The JobDJ class is used to write driver scripts for “distributed jobs”, which involve one or more subjobs independently carrying out different parts of a larger computation in parallel. JobDJ can submit individual jobs to a queueing system (like SLURM or UGE) or an explicit list of compute machines.

JobDJ is a workflow tool that makes it possible to run multiple, potentially simultaneous jobs. It manages launching and state of all subjobs. It also provides a mechanism to enforce dependencies between jobs.

This document will only describe the most common use case for JobDJ, which is to run a number of independent subjobs under job control.

Usage

Logically, there are two steps to running a distributed job with JobDJ:

  1. specify the list of hosts on which subjobs will be run (normally handled automatically),

  2. define the subjobs, by specifying the command to use to start each one, and,

  3. let JobDJ run the jobs.

The Host List

The host list is defined when you create a JobDJ instance. If your script is running under job control, JobDJ will automatically use the host list specified on the commandline, unless you override that with an explicit host list, specified as a list of (host, max_jobs) tuples, where max_jobs is the maximum number of jobs to run at a time on each host.

The Subjobs

Add jobs to the JobDJ instance using the addJob() method.

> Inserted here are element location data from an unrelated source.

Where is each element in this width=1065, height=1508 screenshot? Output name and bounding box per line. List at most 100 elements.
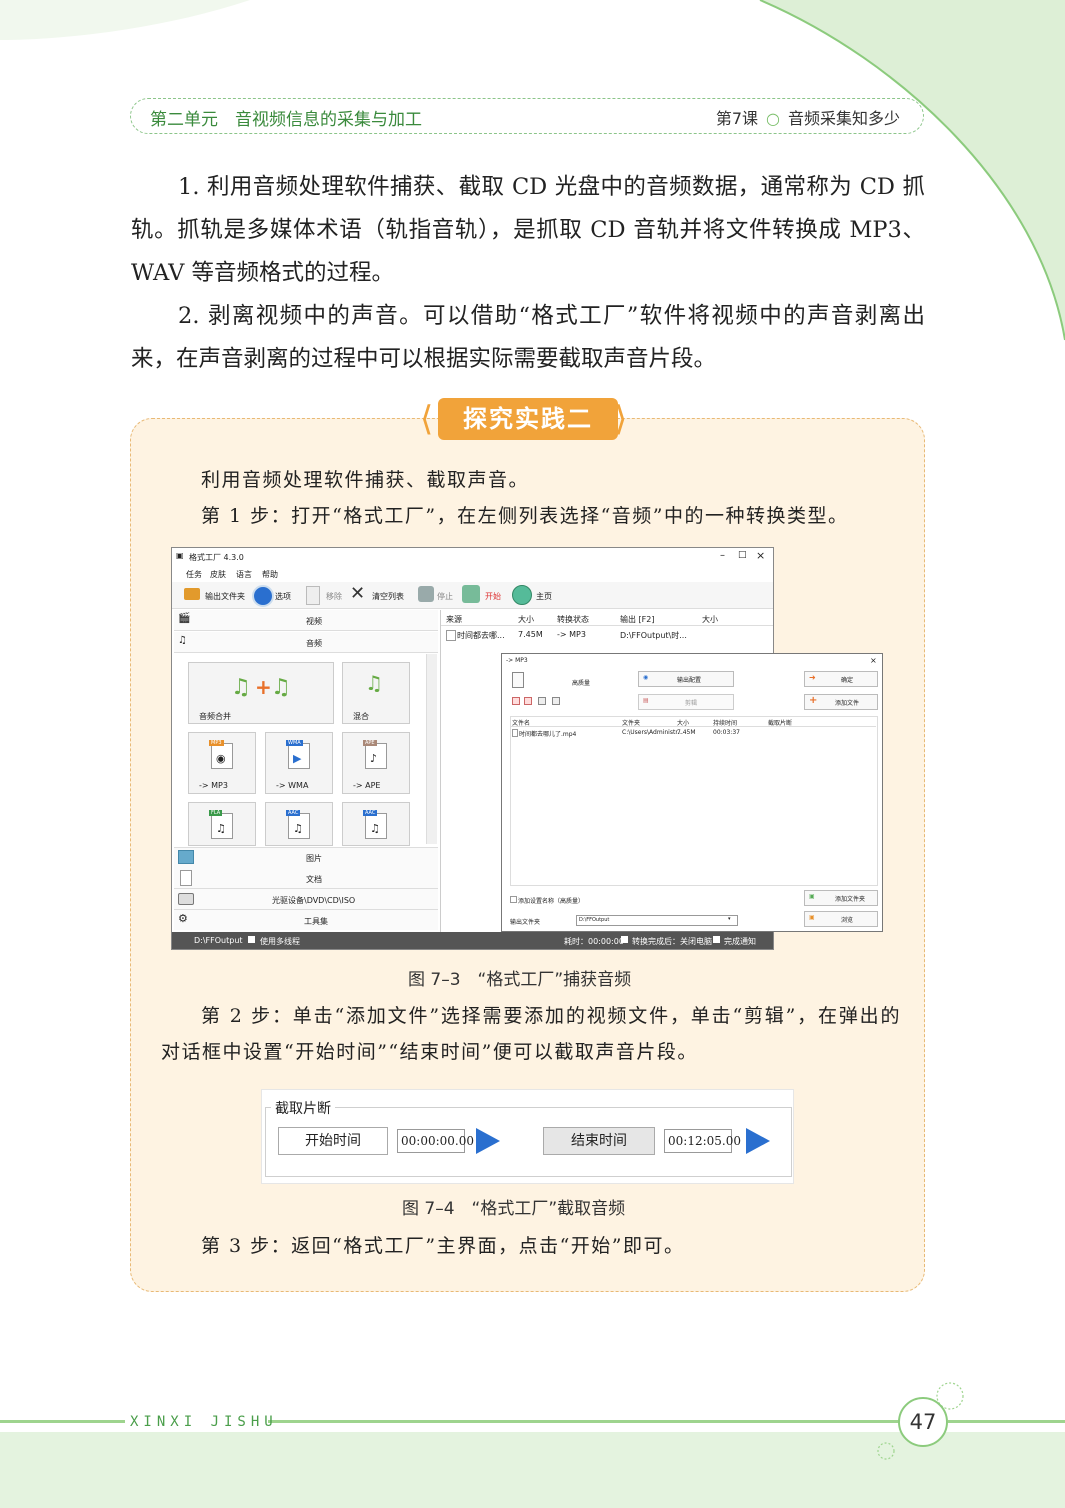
notify-checkbox[interactable] <box>713 936 720 943</box>
toolbar-icon-2[interactable] <box>524 697 532 705</box>
menu-skin[interactable]: 皮肤 <box>210 569 226 580</box>
col-source[interactable]: 来源 <box>446 614 462 625</box>
practice-intro: 利用音频处理软件捕获、截取声音。 <box>201 469 530 491</box>
folder-icon <box>184 588 200 600</box>
start-time-input[interactable]: 00:00:00.00 <box>397 1129 474 1153</box>
start-time-button[interactable]: 开始时间 <box>278 1127 388 1155</box>
figure-7-3-caption: 图 7–3 “格式工厂”捕获音频 <box>408 970 632 990</box>
shutdown-checkbox[interactable] <box>621 936 628 943</box>
tile-to-flac[interactable]: FLA ♫ <box>188 802 256 846</box>
category-video[interactable]: 视频 <box>306 616 322 627</box>
dlg-col-size[interactable]: 大小 <box>677 718 689 727</box>
toolbar-clear-list[interactable]: 清空列表 <box>372 591 404 602</box>
setting-name-label: 添加设置名称（高质量） <box>518 898 585 905</box>
toolbar-stop[interactable]: 停止 <box>437 591 453 602</box>
toolbar-icon-1[interactable] <box>512 697 520 705</box>
end-time-button[interactable]: 结束时间 <box>543 1127 655 1155</box>
status-shutdown: 转换完成后：关闭电脑 <box>632 937 712 946</box>
add-file-button[interactable]: + 添加文件 <box>804 694 878 710</box>
col-size[interactable]: 大小 <box>518 614 534 625</box>
col-status[interactable]: 转换状态 <box>557 614 589 625</box>
paragraph-1: 1. 利用音频处理软件捕获、截取 CD 光盘中的音频数据，通常称为 CD 抓轨。… <box>131 174 925 286</box>
close-button[interactable]: × <box>756 549 765 562</box>
home-icon <box>512 585 532 605</box>
lesson-title: 音频采集知多少 <box>787 109 900 128</box>
menu-language[interactable]: 语言 <box>236 569 252 580</box>
unit-title: 第二单元 音视频信息的采集与加工 <box>150 110 422 130</box>
category-document[interactable]: 文档 <box>306 874 322 885</box>
step-3: 第 3 步：返回“格式工厂”主界面，点击“开始”即可。 <box>201 1235 685 1257</box>
remove-icon <box>306 586 320 605</box>
tile-to-ape[interactable]: APE ♪ -> APE <box>342 732 410 794</box>
app-icon: ▣ <box>176 551 184 560</box>
dlg-col-filename[interactable]: 文件名 <box>512 718 530 727</box>
toolbar-start[interactable]: 开始 <box>485 591 501 602</box>
row-status: -> MP3 <box>557 630 586 639</box>
mp3-dialog: -> MP3 × 高质量 ◉ 输出配置 ➜ 确定 ▤ 剪辑 + 添加文件 文件名… <box>501 653 883 932</box>
quality-label: 高质量 <box>572 680 591 687</box>
toolbar-home[interactable]: 主页 <box>536 591 552 602</box>
toolbar-output-folder[interactable]: 输出文件夹 <box>205 591 245 602</box>
clip-title: 截取片断 <box>271 1098 335 1118</box>
status-multithread: 使用多线程 <box>260 937 300 946</box>
tile-audio-merge[interactable]: ♫ + ♫ 音频合并 <box>188 662 334 724</box>
dialog-close-button[interactable]: × <box>870 656 877 665</box>
end-time-input[interactable]: 00:12:05.00 <box>664 1129 741 1153</box>
add-folder-button[interactable]: ▣ 添加文件夹 <box>804 890 878 906</box>
tile-to-aac[interactable]: AAC ♫ <box>265 802 333 846</box>
tiles-scrollbar[interactable] <box>426 654 437 844</box>
clip-button[interactable]: ▤ 剪辑 <box>638 694 734 710</box>
dlg-col-duration[interactable]: 持续时间 <box>713 718 737 727</box>
tile-mix[interactable]: ♫ 混合 <box>342 662 410 724</box>
col-output-size[interactable]: 大小 <box>702 614 718 625</box>
status-elapsed: 耗时：00:00:00 <box>564 937 624 946</box>
menu-task[interactable]: 任务 <box>186 569 202 580</box>
dlg-col-clip[interactable]: 截取片断 <box>768 718 792 727</box>
setting-name-checkbox[interactable] <box>510 896 517 903</box>
dlg-col-folder[interactable]: 文件夹 <box>622 718 640 727</box>
category-disc[interactable]: 光驱设备\DVD\CD\ISO <box>272 895 355 906</box>
toolbar-remove[interactable]: 移除 <box>326 591 342 602</box>
play-start-icon[interactable] <box>476 1128 500 1154</box>
file-icon <box>446 630 456 641</box>
start-icon <box>462 585 480 603</box>
ok-button[interactable]: ➜ 确定 <box>804 671 878 687</box>
figure-7-4-caption: 图 7–4 “格式工厂”截取音频 <box>402 1199 626 1219</box>
chevron-right-icon: ⟩ <box>614 399 628 439</box>
menu-help[interactable]: 帮助 <box>262 569 278 580</box>
video-icon: 🎬 <box>178 613 191 624</box>
category-tools[interactable]: 工具集 <box>304 916 328 927</box>
video-file-icon <box>512 729 518 737</box>
dialog-title: -> MP3 <box>506 657 528 664</box>
multithread-checkbox[interactable] <box>248 936 255 943</box>
maximize-button[interactable]: □ <box>738 550 747 560</box>
col-output[interactable]: 输出 [F2] <box>620 614 654 625</box>
dlg-row-folder: C:\Users\Administr... <box>622 729 683 736</box>
audio-icon: ♫ <box>178 635 187 646</box>
minimize-button[interactable]: – <box>720 550 725 561</box>
category-audio[interactable]: 音频 <box>306 638 322 649</box>
category-picture[interactable]: 图片 <box>306 853 322 864</box>
output-folder-select[interactable]: D:\FFOutput ▾ <box>576 915 738 926</box>
picture-icon <box>178 850 194 864</box>
browse-button[interactable]: ▣ 浏览 <box>804 911 878 927</box>
row-source: 时间都去哪... <box>457 631 505 640</box>
toolbar-icon-4[interactable] <box>552 697 560 705</box>
disc-drive-icon <box>178 893 194 905</box>
tile-to-wma[interactable]: WMA ▶ -> WMA <box>265 732 333 794</box>
tile-to-mp3[interactable]: MP3 ◉ -> MP3 <box>188 732 256 794</box>
document-icon <box>180 870 192 886</box>
toolbar-options[interactable]: 选项 <box>275 591 291 602</box>
clear-icon: ✕ <box>350 583 366 604</box>
dlg-row-filename: 时间都去哪儿了.mp4 <box>519 731 577 738</box>
lesson-number: 第7课 <box>715 109 759 128</box>
tile-to-aac-2[interactable]: AAC ♫ <box>342 802 410 846</box>
footer-text: XINXI JISHU <box>130 1414 278 1430</box>
step-2: 第 2 步：单击“添加文件”选择需要添加的视频文件，单击“剪辑”，在弹出的对话框… <box>161 1005 901 1063</box>
page-number: 47 <box>898 1397 948 1447</box>
play-end-icon[interactable] <box>746 1128 770 1154</box>
practice-title: 探究实践二 <box>438 398 618 440</box>
toolbar-icon-3[interactable] <box>538 697 546 705</box>
output-settings-button[interactable]: ◉ 输出配置 <box>638 671 734 687</box>
lesson-label: 第7课 ○ 音频采集知多少 <box>716 105 900 129</box>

Jobs are defined as instances of a BaseJob subclass, such as JobControlJob. If you’re running job control jobs, you can just specify the command to start the job and a JobControlJob instance will be created for you.

Running the Subjobs

Run all jobs defined on a JobDJ instance using its run() method. This will then block until all subjobs have completed. If you want to take some action whenever a subjob’s status changes, you can pass status_change_callback to the run() method.

Examples

Basic Usage

In the simplest case, a driver script running under jobcontrol just needs to define one or more subjobs and call the JobDJ object’s run() method. JobDJ will run the jobs on the hosts specified on the command line. For example, you might write a driver script driver.py for running a set of Jaguar jobs like this:

import schrodinger.job import jobcontrol
import schrodinger.job import queue

jobdj = queue.JobDJ()
for infile in inputfiles:
    cmd = [‘jaguar’, ‘run’, infile]
    jobdj.addJob(cmd)
jobdj.run()